The Oldest Question

"What are humans really like?" is perhaps the oldest question in philosophy and social science. Are we inherently selfish — as Hobbes argued, living in a natural state of "war of all against all"? Or are we naturally cooperative and good, corrupted by civilization — as Rousseau suggested? Are we driven primarily by competition, or by connection?

Modern science has moved past this binary. Humans are neither simply selfish nor simply altruistic. We are conditionally cooperative, deeply social, and uniquely equipped with cognitive tools — empathy, moral reasoning, and self-awareness — that make our social lives extraordinarily complex.

The Evolutionary Case for Cooperation

For much of the 20th century, evolutionary biology was interpreted through a lens of pure competition: survival of the fittest meant every individual for themselves. But this interpretation was incomplete. Evolution also favors cooperation — because in social species, groups that cooperate outcompete groups that don't.

Humans exhibit several evolved cooperative mechanisms:

  • Reciprocal altruism: I help you now; you help me later. This strategy is evolutionarily stable in long-term social groups where individuals interact repeatedly.
  • Kin selection: We are naturally predisposed to help those who share our genes — though cultural extension of "kin" allows us to care for non-relatives.
  • Reputation: Humans are acutely sensitive to how they are perceived. Being seen as trustworthy and generous carries survival value in a group. We have a powerful drive to build and protect our social reputation.

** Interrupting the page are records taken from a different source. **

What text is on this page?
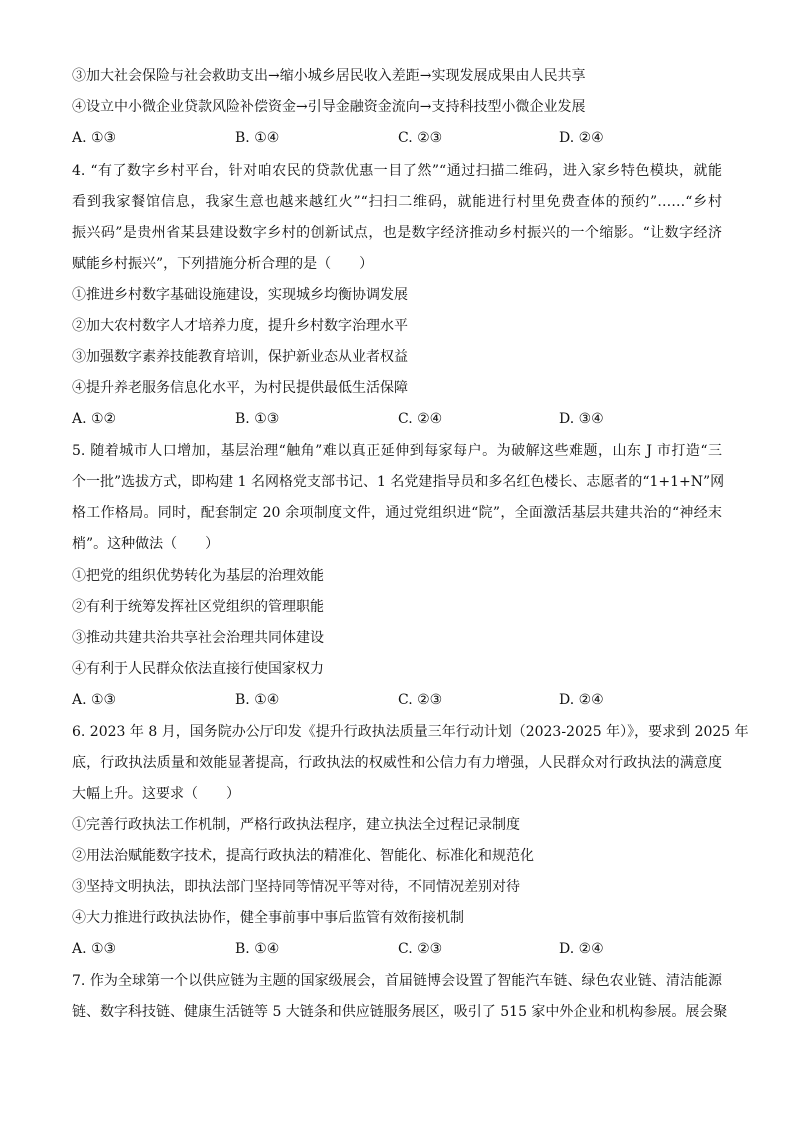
③加大社会保险与社会救助支出→缩小城乡居民收入差距→实现发展成果由人民共享
④设立中小微企业贷款风险补偿资金→引导金融资金流向→支持科技型小微企业发展
A. ①③	B. ①④	C. ②③	D. ②④
4. “有了数字乡村平台，针对咱农民的贷款优惠一目了然”“通过扫描二维码，进入家乡特色模块，就能
看到我家餐馆信息，我家生意也越来越红火”“扫扫二维码，就能进行村里免费查体的预约”……“乡村
振兴码”是贵州省某县建设数字乡村的创新试点，也是数字经济推动乡村振兴的一个缩影。“让数字经济
赋能乡村振兴”，下列措施分析合理的是（　　）
①推进乡村数字基础设施建设，实现城乡均衡协调发展
②加大农村数字人才培养力度，提升乡村数字治理水平
③加强数字素养技能教育培训，保护新业态从业者权益
④提升养老服务信息化水平，为村民提供最低生活保障
A. ①②	B. ①③	C. ②④	D. ③④
5. 随着城市人口增加，基层治理“触角”难以真正延伸到每家每户。为破解这些难题，山东 J 市打造“三
个一批”选拔方式，即构建 1 名网格党支部书记、1 名党建指导员和多名红色楼长、志愿者的“1+1+N”网
格工作格局。同时，配套制定 20 余项制度文件，通过党组织进“院”，全面激活基层共建共治的“神经末
梢”。这种做法（　　）
①把党的组织优势转化为基层的治理效能
②有利于统筹发挥社区党组织的管理职能
③推动共建共治共享社会治理共同体建设
④有利于人民群众依法直接行使国家权力
A. ①③	B. ①④	C. ②③	D. ②④
6. 2023 年 8 月，国务院办公厅印发《提升行政执法质量三年行动计划（2023-2025 年）》，要求到 2025 年
底，行政执法质量和效能显著提高，行政执法的权威性和公信力有力增强，人民群众对行政执法的满意度
大幅上升。这要求（　　）
①完善行政执法工作机制，严格行政执法程序，建立执法全过程记录制度
②用法治赋能数字技术，提高行政执法的精准化、智能化、标准化和规范化
③坚持文明执法，即执法部门坚持同等情况平等对待，不同情况差别对待
④大力推进行政执法协作，健全事前事中事后监管有效衔接机制
A. ①③	B. ①④	C. ②③	D. ②④
7. 作为全球第一个以供应链为主题的国家级展会，首届链博会设置了智能汽车链、绿色农业链、清洁能源
链、数字科技链、健康生活链等 5 大链条和供应链服务展区，吸引了 515 家中外企业和机构参展。展会聚
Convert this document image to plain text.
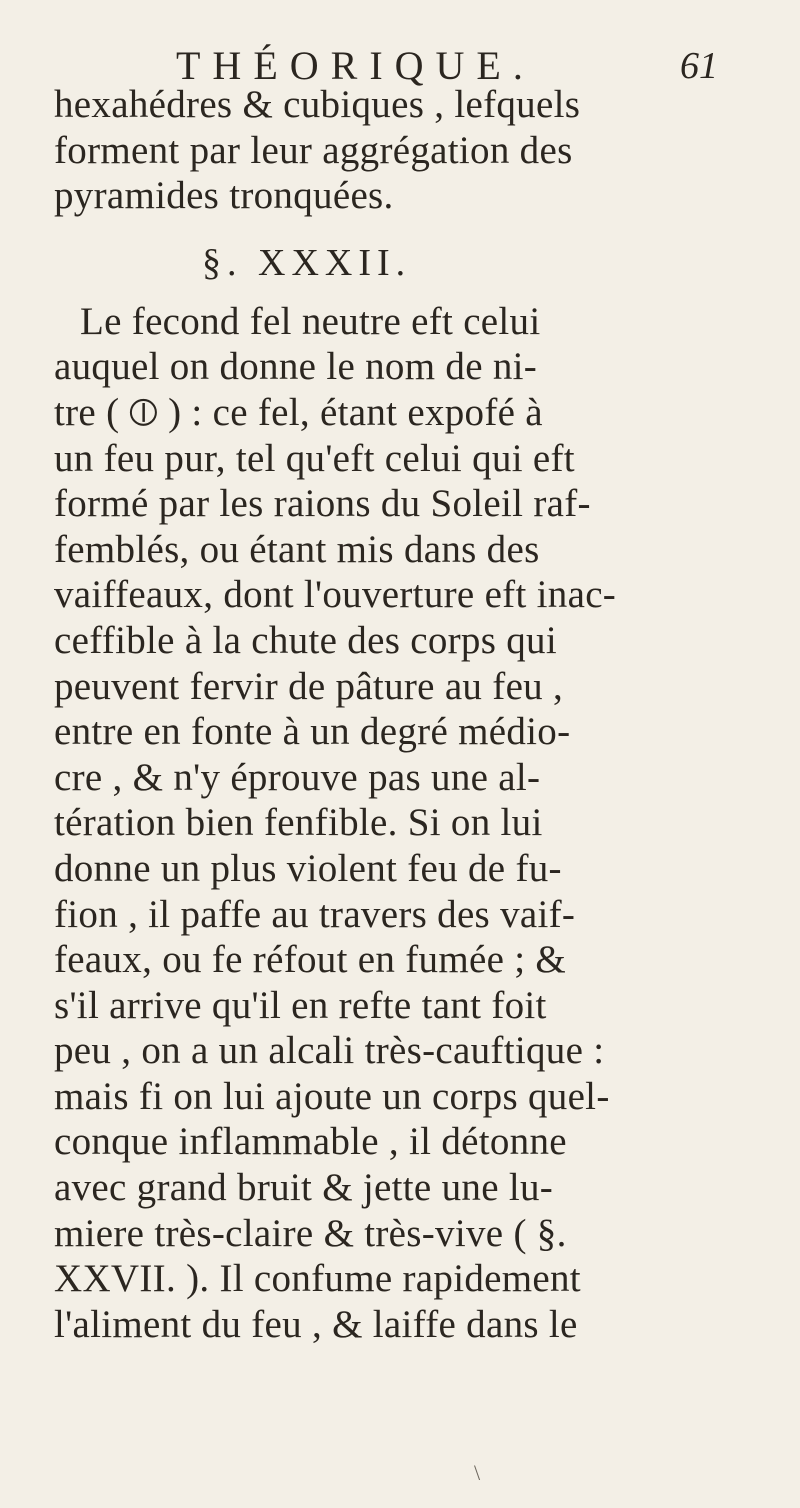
THÉORIQUE.	61
hexahédres & cubiques , lefquels
forment par leur aggrégation des
pyramides tronquées.
§. XXXII.
Le fecond fel neutre eft celui
auquel on donne le nom de ni-
tre ( ⦶ ) : ce fel, étant expofé à
un feu pur, tel qu'eft celui qui eft
formé par les raions du Soleil raf-
femblés, ou étant mis dans des
vaiffeaux, dont l'ouverture eft inac-
ceffible à la chute des corps qui
peuvent fervir de pâture au feu ,
entre en fonte à un degré médio-
cre , & n'y éprouve pas une al-
tération bien fenfible. Si on lui
donne un plus violent feu de fu-
fion , il paffe au travers des vaif-
feaux, ou fe réfout en fumée ; &
s'il arrive qu'il en refte tant foit
peu , on a un alcali très-cauftique :
mais fi on lui ajoute un corps quel-
conque inflammable , il détonne
avec grand bruit & jette une lu-
miere très-claire & très-vive ( §.
XXVII. ). Il confume rapidement
l'aliment du feu , & laiffe dans le
\
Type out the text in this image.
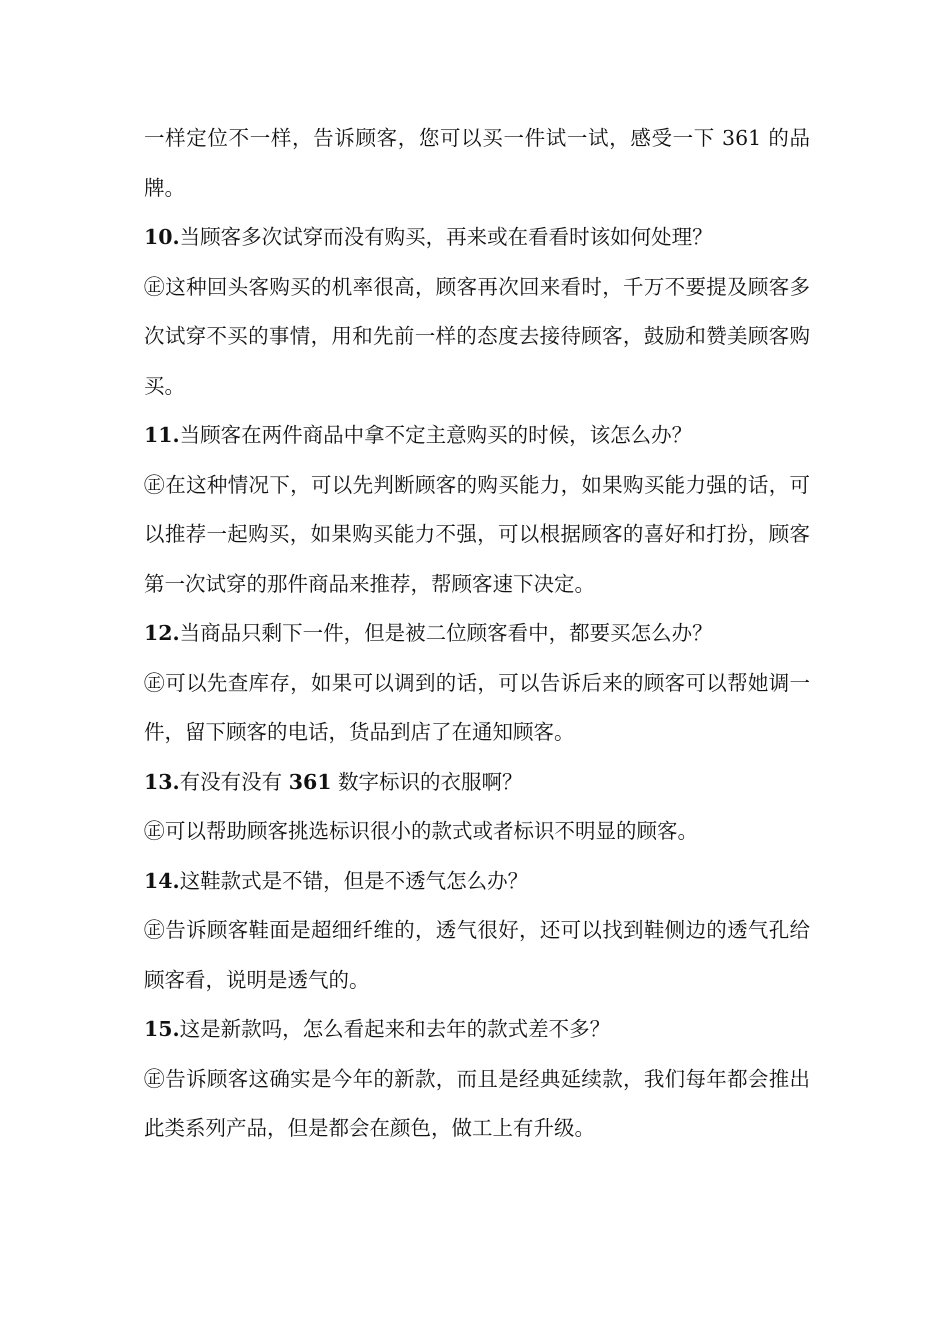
一样定位不一样，告诉顾客，您可以买一件试一试，感受一下 361 的品牌。

10.当顾客多次试穿而没有购买，再来或在看看时该如何处理？

㊣这种回头客购买的机率很高，顾客再次回来看时，千万不要提及顾客多次试穿不买的事情，用和先前一样的态度去接待顾客，鼓励和赞美顾客购买。

11.当顾客在两件商品中拿不定主意购买的时候，该怎么办？

㊣在这种情况下，可以先判断顾客的购买能力，如果购买能力强的话，可以推荐一起购买，如果购买能力不强，可以根据顾客的喜好和打扮，顾客第一次试穿的那件商品来推荐，帮顾客速下决定。

12.当商品只剩下一件，但是被二位顾客看中，都要买怎么办？

㊣可以先查库存，如果可以调到的话，可以告诉后来的顾客可以帮她调一件，留下顾客的电话，货品到店了在通知顾客。

13.有没有没有 361 数字标识的衣服啊？

㊣可以帮助顾客挑选标识很小的款式或者标识不明显的顾客。

14.这鞋款式是不错，但是不透气怎么办？

㊣告诉顾客鞋面是超细纤维的，透气很好，还可以找到鞋侧边的透气孔给顾客看，说明是透气的。

15.这是新款吗，怎么看起来和去年的款式差不多？

㊣告诉顾客这确实是今年的新款，而且是经典延续款，我们每年都会推出此类系列产品，但是都会在颜色，做工上有升级。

Empathy: Our Most Distinctive Trait

Empathy — the capacity to understand and share the feelings of another — is not uniquely human, but it is extraordinarily developed in us. It operates on multiple levels:

Cognitive Empathy

The ability to understand another person's perspective intellectually — to model what they might be thinking or feeling. This is sometimes called "theory of mind," and it enables communication, cooperation, and also manipulation. It's a tool, not an automatic virtue.

Affective Empathy

Feeling what another person feels — the emotional resonance that causes you to wince when someone else is hurt. This is more automatic and can be physically felt as a bodily response. Mirror neurons — neurons that fire both when you perform an action and when you observe someone else performing it — are thought to play a role in this capacity.

Compassionate Empathy

Moving from feeling with someone to wanting to act for them. This is the most prosocial form, and it requires the first two without being overwhelmed by them. Interestingly, research suggests that too much affective empathy without regulation can lead to empathic distress — burning out rather than helping.

Moral Intuitions vs. Moral Reasoning

Moral psychologist Jonathan Haidt's research suggests that most of our moral judgments are made intuitively and emotionally, and that moral reasoning often comes after the fact — constructing justifications for conclusions we've already reached emotionally. This doesn't mean moral reasoning is useless; over time and across cultures, it has expanded our moral circles considerably (to include people of other groups, future generations, animals).

But it does mean that moral arguments alone rarely change minds. What changes minds is relationship, shared experience, and emotional resonance — first empathy, then reasoning.

The Dual Nature: Competition and Compassion

Humans hold competitive and cooperative impulses simultaneously. We are tribal — quick to form in-groups and view out-groups with suspicion. We are also capable of extraordinary generosity toward strangers when the right conditions are created. The key conditions that promote prosocial behavior include:

  • A sense of shared identity or common goal
  • Trust built through repeated positive interaction
  • Norms that make cooperation the expected behavior
  • Transparency and accountability (reputation effects)

Self-Awareness: The Uniquely Human Burden

Perhaps the most distinctly human cognitive trait is the ability to think about ourselves — to observe our own thoughts, emotions, and behavior from a perspective outside them. This metacognition gives us the capacity for growth, for ethical reflection, for long-term planning, and for meaning-making.

It also gives us the capacity to ruminate, to be paralyzed by self-consciousness, and to be aware of our own mortality. The same trait that allows profound wisdom also enables existential anxiety. Humanity is not simple.

A More Accurate Picture

What makes us human is not a fixed essence — it's a dynamic set of capacities held in tension. We are capable of breathtaking cruelty and extraordinary kindness, often in the same person across different contexts. Understanding human nature honestly — without naive idealism or cynical pessimism — is not just intellectually satisfying. It's the foundation for building better relationships, better communities, and a better understanding of yourself.